Aber das allerbeste sind die Vögel. Tobago besitzt eine sehr artenreiche und geschützte Vogelwelt. Vom Kolibri bis zum Fregattvogel lassen sich an die zweihundert Arten bewundern, wenn man sie nur findet. Trotzdem erschließt sich dem Normalbürger eine Vielzahl verschiedener, teilweise sehr bunter Vögel. Es ist eine Augenweide, diese Tiere zu beobachten, so tropisch und exotisch wie sie sind. Es sind die Juwelen der Insel.
Jetzt möchte ich aber mit dem Urlaubsbericht beginnen.
Schon um 4.15 Uhr hieß es aufstehen. Vom Flughafen Hahn im Hunsrück brachte uns ein Shuttle zum Frankfurter Flughafen. Wir nahmen einen Bus früher, man weiß ja nie, ob man pünktlich ankommt.
Der Flug startete mit einer Stunde Verspätung und sollte neuneinhalb Stunden dauern. Dank unserer Nachbarin, die bei Condor arbeitet, bekamen wir zwei Plätze am Notausgang bei den Tragflächen und konnten uns dadurch etwas freier bewegen. Allerdings sind das auch die kältesten Plätze, wie wir schnell feststellen mussten. Die Stewardessen stellten uns deshalb Decken zur Verfügung. Es hat eben alles seine zwei Seiten.
Anhand des Monitors ließ sich die Flugroute verfolgen. Wir überflogen Köln, Ostende, London (unter einer dicken Nebeldecke), die englische Südküste, die irische Südküste über Shannon, dann überquerten wir den Atlantik bis vor Neufundland, wo das Flugzeug nach Süden abdrehte. Das Beste daran war, dass es die ganze Strecke über Land so gut wie keine Wolken gab, und ich alles ganz genau sehen konnte.

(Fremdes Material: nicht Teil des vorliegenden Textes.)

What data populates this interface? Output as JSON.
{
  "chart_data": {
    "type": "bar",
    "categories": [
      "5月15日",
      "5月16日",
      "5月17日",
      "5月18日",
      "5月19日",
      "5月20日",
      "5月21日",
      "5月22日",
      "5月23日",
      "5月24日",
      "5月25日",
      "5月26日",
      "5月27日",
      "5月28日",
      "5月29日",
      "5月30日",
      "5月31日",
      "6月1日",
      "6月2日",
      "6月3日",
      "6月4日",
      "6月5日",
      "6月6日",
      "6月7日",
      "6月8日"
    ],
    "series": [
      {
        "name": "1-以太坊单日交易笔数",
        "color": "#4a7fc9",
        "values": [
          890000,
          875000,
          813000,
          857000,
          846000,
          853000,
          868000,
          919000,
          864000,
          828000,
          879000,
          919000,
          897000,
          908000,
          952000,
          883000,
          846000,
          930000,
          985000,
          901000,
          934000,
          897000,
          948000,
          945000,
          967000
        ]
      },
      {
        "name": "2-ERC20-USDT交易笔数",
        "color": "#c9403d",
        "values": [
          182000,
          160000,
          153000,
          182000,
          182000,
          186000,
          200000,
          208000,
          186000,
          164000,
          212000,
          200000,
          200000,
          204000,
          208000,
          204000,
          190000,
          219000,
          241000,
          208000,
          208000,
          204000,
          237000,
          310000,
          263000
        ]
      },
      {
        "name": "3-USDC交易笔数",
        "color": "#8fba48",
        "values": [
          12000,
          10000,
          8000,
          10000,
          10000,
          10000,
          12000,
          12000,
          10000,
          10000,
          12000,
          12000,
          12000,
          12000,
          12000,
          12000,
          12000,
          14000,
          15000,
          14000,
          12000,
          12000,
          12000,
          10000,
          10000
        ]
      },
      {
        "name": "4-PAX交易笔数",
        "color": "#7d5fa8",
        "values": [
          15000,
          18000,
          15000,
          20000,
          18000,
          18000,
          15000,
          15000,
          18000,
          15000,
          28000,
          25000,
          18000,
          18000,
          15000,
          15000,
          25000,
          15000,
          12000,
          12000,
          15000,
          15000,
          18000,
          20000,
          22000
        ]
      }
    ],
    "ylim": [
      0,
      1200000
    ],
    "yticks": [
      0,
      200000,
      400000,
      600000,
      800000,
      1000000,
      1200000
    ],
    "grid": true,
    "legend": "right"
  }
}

Komischerweise lag nur der Großraum London im dichten Nebel. Ob das irgendwie mit den geografischen Verhältnissen zusammenhängt? Keine Ahnung. Es war wirklich nur der Großraum London, der für seine vielen Nebel- und Regentage weltberühmt ist. Nach einem guten, aber langen Flug landete die Maschine in Crown Point, im Südwesten Tobagos. Nach Erledigung der Formalitäten stiegen wir in ein Shuttle zum Hotel Manta Lodge, das in Norden der Insel liegt.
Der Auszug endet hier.